2. Listen and encourage your buddy to talk about what is bothering him or
her. Stay calm and objective.
3. Acknowledge the Airman's grievances against others, but don't
amplify them by agreeing with them too strongly.
4. Ask questions to help you understand the problem and the feelings. If
the talking stalls, try to summarize what has been said and ask if you
have it right.
5. Delay offering different perspectives or practical advice until you
believe your Airman knows that you really know the situation, and
understand why he/she is upset.
6. Plant the seeds of new ideas. Don't drive them in with a hammer.
7. Praise the Airman for the work he/she has been doing under such
difficult circumstances, and for talking with you.

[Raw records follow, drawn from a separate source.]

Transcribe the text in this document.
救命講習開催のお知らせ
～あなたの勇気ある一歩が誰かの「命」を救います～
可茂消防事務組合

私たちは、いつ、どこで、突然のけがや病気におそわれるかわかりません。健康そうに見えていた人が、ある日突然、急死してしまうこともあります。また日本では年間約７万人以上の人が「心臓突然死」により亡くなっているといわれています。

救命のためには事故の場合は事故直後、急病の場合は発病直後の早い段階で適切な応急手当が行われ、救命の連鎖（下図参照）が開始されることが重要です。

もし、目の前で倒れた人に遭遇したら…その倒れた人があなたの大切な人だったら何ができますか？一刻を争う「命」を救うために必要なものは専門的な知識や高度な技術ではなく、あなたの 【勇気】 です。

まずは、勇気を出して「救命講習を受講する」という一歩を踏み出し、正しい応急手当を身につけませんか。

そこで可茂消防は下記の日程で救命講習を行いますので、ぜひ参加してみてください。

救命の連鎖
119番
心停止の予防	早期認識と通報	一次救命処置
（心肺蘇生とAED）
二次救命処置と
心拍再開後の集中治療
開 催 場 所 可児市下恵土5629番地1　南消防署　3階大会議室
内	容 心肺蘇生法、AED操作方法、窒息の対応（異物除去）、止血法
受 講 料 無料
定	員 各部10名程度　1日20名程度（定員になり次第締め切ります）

Sometimes the problems are too big to resolve after one talk, or without
additional, outside help. Remember the Air Force deploys in OIF additional help
for Airmen with such problems. Beyond yourself and other NCO and officer
leaders, there are:
• Base Chapel Staff, hospitals, and providing area support in Corps area
and Kuwait.
• The primary medical providers in medical facilities should know where
these helpers are and how to contact them, as well as being helpers, too.
• Life Skills Support Officers, NCOs, and Airmen.

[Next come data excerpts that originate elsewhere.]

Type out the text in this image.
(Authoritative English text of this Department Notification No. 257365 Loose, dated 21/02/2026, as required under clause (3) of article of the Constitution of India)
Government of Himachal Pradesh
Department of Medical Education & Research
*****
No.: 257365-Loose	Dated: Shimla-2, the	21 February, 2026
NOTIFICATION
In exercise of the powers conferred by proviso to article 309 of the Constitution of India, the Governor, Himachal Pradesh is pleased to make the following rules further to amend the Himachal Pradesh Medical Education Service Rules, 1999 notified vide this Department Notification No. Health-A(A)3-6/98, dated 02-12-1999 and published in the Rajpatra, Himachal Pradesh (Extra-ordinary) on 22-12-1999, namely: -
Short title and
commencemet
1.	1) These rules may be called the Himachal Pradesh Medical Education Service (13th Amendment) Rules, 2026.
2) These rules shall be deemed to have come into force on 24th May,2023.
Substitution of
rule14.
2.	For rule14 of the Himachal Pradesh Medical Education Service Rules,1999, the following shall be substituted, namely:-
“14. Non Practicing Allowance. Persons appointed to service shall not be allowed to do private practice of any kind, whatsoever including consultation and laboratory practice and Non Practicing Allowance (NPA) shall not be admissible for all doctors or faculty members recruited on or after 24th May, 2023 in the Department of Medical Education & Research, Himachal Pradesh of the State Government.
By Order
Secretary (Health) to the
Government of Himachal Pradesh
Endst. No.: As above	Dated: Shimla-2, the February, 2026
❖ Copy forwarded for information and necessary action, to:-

If the Airman seems preoccupied with death, hint at having thoughts of
suicide, or makes threats toward others, remember your Suicide Prevention
Training!
• Say something like, "I can see that you feel distressed." "Have you
thought of hurting yourself or someone else?" or, "Do you wish you were
dead?"
• Then "Have you thought of how you could kill yourself?" (or whomever);
• Don't act shocked or alarmed! Encourage the Airman to talk using the
techniques on this card.
• If the Airman is armed, say, "Let me unload your weapon and keep it
safe for you while we talk."
• After the Airman has talked as much as he wants, say, "I need to get
you help for this. There are people near who can help you."
• Don't leave this person alone. Secure any weapons. Take the Airman
immediately to your chain of command or to medical care.
A SUICIDAL PERSON NEEDS IMMEDIATE ATTENTION.